Senin, 13 Agustus 2012

Pencarian Hamdan



      Kilat menyambar2 di atas reruntuhan kota Machu. Kota yg tela hancur puluhan tahun silam. Cuaca mendung, siang ini gelap sekali, hujan pun mulai menetes dari langit. Di antara reruntuhan bangunan balai kota. Dua orang itu, sedang mencari sesuatu di tempat reruntuan tersebut.
       Kilat masih terus menyambar. Orang itu bernama Hamdan, ia di kenal sebagai seorang kesatria tak bermonster. Dalam setiap pertempuran, ia hanya mengunakan kemampuanya sendiri. Memakai pedang, beladiri dan tenaga dalam yg hampir tidak di miliki para kesatria sekarang. Yg satunya lagi, Ami, seorang cewek cantik berambut panjang. Yg ingin mengikuti Hamdan kemana pun perginya.
Para kesatria saat ini. Semua menggunakan monster sebagai alat pertempuran. sebagian melatih para monsternya agar lebih kuat dan sebagian menambahkan persenjataan supaya lebih kuat. Bagi Hamdan, monster adalah mahkluk yg berhak menentukan hidup dan pilihannya sendiri. Tak perlu di paksa untuk bertarung demi kepentingan manusia.
      Di reruntuhan itu. Hamdan sedang mencari pedang Balistik, pedang yg konon mampuh memotong berlian. Di kota ini terakir di ketahui keberadaan pedang tersebut. Dan balai kota adalah tempat terpenting di kota. Mungkin di tempat inilah pedang tersebut berada.
  "Kak Hamdan! Di sini...," triak Ami, ia sepertinya menemukan sesuatu.
  "He?" Hamdan pun segera ke tempatnya Ami.
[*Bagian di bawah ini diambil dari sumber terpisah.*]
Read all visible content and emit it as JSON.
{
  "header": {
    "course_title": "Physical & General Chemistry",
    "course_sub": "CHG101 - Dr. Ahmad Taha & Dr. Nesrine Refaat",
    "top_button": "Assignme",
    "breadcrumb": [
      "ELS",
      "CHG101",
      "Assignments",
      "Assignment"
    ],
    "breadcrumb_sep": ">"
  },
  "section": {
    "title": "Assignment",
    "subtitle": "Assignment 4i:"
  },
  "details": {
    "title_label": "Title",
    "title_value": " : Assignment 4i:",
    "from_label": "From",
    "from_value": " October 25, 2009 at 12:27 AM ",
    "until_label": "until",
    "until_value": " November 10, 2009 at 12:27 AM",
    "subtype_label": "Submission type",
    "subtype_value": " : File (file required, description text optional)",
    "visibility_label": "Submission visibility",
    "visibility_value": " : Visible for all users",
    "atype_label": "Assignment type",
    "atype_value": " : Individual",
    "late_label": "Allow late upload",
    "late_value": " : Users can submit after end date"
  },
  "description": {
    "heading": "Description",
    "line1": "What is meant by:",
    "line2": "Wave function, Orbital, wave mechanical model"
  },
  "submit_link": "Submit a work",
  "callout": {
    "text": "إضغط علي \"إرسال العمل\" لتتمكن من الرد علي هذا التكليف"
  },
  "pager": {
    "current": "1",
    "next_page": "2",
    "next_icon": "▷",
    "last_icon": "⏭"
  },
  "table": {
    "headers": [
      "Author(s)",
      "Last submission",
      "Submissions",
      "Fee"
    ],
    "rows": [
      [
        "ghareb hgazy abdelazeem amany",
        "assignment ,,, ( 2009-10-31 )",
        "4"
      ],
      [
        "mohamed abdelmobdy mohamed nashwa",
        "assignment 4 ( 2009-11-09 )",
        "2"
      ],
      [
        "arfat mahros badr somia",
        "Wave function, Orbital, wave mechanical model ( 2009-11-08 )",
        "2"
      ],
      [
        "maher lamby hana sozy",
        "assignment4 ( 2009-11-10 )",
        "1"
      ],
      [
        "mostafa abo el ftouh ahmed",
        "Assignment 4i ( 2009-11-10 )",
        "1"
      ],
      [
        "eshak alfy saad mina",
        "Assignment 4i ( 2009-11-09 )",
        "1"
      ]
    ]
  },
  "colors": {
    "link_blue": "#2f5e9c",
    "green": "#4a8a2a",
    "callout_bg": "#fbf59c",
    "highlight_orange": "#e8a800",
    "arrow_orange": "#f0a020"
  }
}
  "Kak, lihatlah! Itu seperti simbol kekuatan dari Hiroglip kakusta?" Ami menunjuk ke sebuah batu berbentuk segitiga di antara reruntuhan patung2 dewa.
  "Iya! Itu memang simbolnya," Hamdan segera menghampiri batu itu dan memandangi aksara yg tertera di atas batu tersebut. Hamdan pun lalu berdiri di atasnya dan memeriksanya lebih dekat. Mungkin di batu tersebut terdapat petunjuk di mana pedang Balistik itu berada. Ami pun ikut berdiri di atas batu itu.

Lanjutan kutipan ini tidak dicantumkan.